"Голоса в темноте" - читать интересную книгу автора (Френч Никки)

Глава 8

Я обошла большую комнату и повсюду находила следы себя. Сначала рассматривала их с величайшей осторожностью и дотрагивалась кончиками пальцев, словно все это могло немедленно раствориться. Маленький телевизор на полу, стереосистема и мои компакт-диски. Ноутбук на журнальном столике. Я подняла крышку и нажала на «Shift» — компьютер пискнул и ожил. На столе стояла моя ваза с тремя мертвыми розами. Они свесили засохшие головки, а черные лепестки валялись на столешнице. На диване был оставлен мой кожаный пиджак, будто сама я вышла на минуту за молоком. А за раму зеркала над камином вставлена моя фотография. Если быть точной — две фотографии на паспорт, где я пыталась унять улыбку. Мне было тогда весело.

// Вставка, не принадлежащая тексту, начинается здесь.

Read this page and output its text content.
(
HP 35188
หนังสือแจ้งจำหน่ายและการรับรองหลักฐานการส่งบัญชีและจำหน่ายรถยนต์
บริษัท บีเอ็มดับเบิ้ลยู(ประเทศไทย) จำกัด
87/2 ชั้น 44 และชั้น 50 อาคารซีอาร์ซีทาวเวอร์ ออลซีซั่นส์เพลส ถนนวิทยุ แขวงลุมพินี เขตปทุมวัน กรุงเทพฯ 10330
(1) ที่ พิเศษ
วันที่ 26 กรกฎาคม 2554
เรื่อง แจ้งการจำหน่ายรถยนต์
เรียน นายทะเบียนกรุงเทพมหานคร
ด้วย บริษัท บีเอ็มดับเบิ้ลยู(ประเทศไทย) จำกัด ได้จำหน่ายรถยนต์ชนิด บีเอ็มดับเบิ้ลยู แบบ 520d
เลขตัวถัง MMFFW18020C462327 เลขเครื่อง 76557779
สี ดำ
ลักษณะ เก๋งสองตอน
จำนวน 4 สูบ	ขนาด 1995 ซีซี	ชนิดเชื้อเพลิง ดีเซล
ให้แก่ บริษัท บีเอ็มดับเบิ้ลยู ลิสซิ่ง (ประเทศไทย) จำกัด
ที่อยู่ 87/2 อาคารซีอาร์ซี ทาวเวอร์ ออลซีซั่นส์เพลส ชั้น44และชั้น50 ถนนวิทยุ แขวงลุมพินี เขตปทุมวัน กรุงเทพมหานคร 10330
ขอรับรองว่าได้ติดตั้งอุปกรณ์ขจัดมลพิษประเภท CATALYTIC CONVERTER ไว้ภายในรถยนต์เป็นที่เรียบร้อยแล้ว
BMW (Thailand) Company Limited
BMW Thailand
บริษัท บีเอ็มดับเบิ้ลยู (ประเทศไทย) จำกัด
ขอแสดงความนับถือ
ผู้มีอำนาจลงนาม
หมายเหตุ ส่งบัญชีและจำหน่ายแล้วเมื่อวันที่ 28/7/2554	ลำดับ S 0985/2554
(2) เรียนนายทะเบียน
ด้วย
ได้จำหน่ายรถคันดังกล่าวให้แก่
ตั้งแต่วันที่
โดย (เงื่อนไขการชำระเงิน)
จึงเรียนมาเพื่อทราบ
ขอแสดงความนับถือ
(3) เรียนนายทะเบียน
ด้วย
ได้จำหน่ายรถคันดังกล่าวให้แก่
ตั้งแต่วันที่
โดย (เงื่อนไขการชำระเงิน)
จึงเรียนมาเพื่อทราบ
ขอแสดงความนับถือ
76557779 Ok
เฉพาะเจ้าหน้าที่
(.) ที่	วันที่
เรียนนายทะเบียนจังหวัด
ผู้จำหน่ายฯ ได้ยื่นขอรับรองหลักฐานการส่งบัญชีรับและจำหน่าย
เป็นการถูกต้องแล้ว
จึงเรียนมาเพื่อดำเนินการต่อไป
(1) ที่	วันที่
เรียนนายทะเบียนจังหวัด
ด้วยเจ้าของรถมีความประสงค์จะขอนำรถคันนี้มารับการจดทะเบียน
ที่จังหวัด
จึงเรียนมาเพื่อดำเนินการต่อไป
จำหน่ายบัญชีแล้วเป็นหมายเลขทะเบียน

Но квартира была не моя. Мебель чужая — вся, кроме одного стула. И много книг, которых я не только не читала, но о которых даже не слышала. За исключением поваренной — она лежала на каминной полке. Повсюду малопонятный фон чужой жизни. Фотография в раме на одной из полок. Я взяла ее и стала рассматривать: молодая женщина с вьющимися волосами, руки засунуты в карманы стеганой куртки, широко улыбается, а за ней привольно раскинулись холмы. Красивый, беззаботный снимок, но я не узнавала этого лица. Мне казалось, что я никогда его не видела. Я собрала корреспонденцию у двери и перебрала конверты. Все письма были адресованы Джо Хупер, Джозефине Хупер или мисс Дж. Хупер. Я сложила их аккуратной стопкой на кухонном столе. Потом распечатает. Но, взглянув на увядшие цветы и оценив количество почты, поняла, что хозяйка отсутствовала давно.

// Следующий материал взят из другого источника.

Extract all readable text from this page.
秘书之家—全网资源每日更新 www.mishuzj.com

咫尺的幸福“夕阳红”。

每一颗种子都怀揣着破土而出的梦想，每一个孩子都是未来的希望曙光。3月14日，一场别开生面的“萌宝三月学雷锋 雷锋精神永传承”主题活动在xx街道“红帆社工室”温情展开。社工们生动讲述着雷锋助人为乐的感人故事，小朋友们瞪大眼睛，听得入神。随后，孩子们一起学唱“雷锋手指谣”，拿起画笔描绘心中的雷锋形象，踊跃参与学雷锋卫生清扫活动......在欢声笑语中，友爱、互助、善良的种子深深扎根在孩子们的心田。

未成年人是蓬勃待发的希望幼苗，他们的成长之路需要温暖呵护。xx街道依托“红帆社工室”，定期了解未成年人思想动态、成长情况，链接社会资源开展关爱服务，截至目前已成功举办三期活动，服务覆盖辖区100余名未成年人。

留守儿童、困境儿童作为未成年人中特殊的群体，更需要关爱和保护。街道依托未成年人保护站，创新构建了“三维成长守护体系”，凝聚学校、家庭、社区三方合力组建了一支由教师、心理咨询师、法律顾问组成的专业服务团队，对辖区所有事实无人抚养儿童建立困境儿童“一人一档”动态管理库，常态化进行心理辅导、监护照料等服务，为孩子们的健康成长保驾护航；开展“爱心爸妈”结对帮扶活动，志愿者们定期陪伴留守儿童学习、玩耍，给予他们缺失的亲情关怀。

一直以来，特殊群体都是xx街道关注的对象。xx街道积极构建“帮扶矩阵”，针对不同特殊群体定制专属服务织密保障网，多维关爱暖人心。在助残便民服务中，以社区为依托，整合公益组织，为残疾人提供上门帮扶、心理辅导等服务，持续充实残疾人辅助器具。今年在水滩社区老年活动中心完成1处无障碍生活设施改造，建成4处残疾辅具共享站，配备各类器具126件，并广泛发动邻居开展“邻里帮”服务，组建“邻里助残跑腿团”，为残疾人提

Я открыла на своем компьютере файл «Почта» и стала ждать, пока на экране мигали крохотные часы. Прозвучала мелодичная трель. Я получила тридцать два новых сообщения — все из неизвестных мне организаций, которые извещали о малозначимых вещах.

Я колебалась, не зная, что делать дальше в этой безмолвной комнате. Затем вышла в коридор и толкнула первую дверь. Створка отворилась, и я оказалась в спальне, где был теплый радиатор, а шторы раздвинуты. Я включила свет. Кровать была убранной, в ногах — три бархатные подушечки, на большой подушке две красные, в клетку, пижамы. На крюке у двери — бледно-лиловый халат, на полу — шлепанцы. На комодике стоял старинный флакон для духов, баночка с бальзамом для губ, серебряный медальон и еще одна фотография — на этот раз крупный план щетинистого мужского лица. Он был похож на итальянца — темный, с невероятно длинными ресницами. Вокруг глаз лучились морщинки — он улыбался. Я открыла шкаф. Черное платье, шерстяная юбка, кардиган. Все это принадлежало кому-то другому. Приподняла крышку корзины для прачечной. Пусто. Только пара белых трусиков и носки.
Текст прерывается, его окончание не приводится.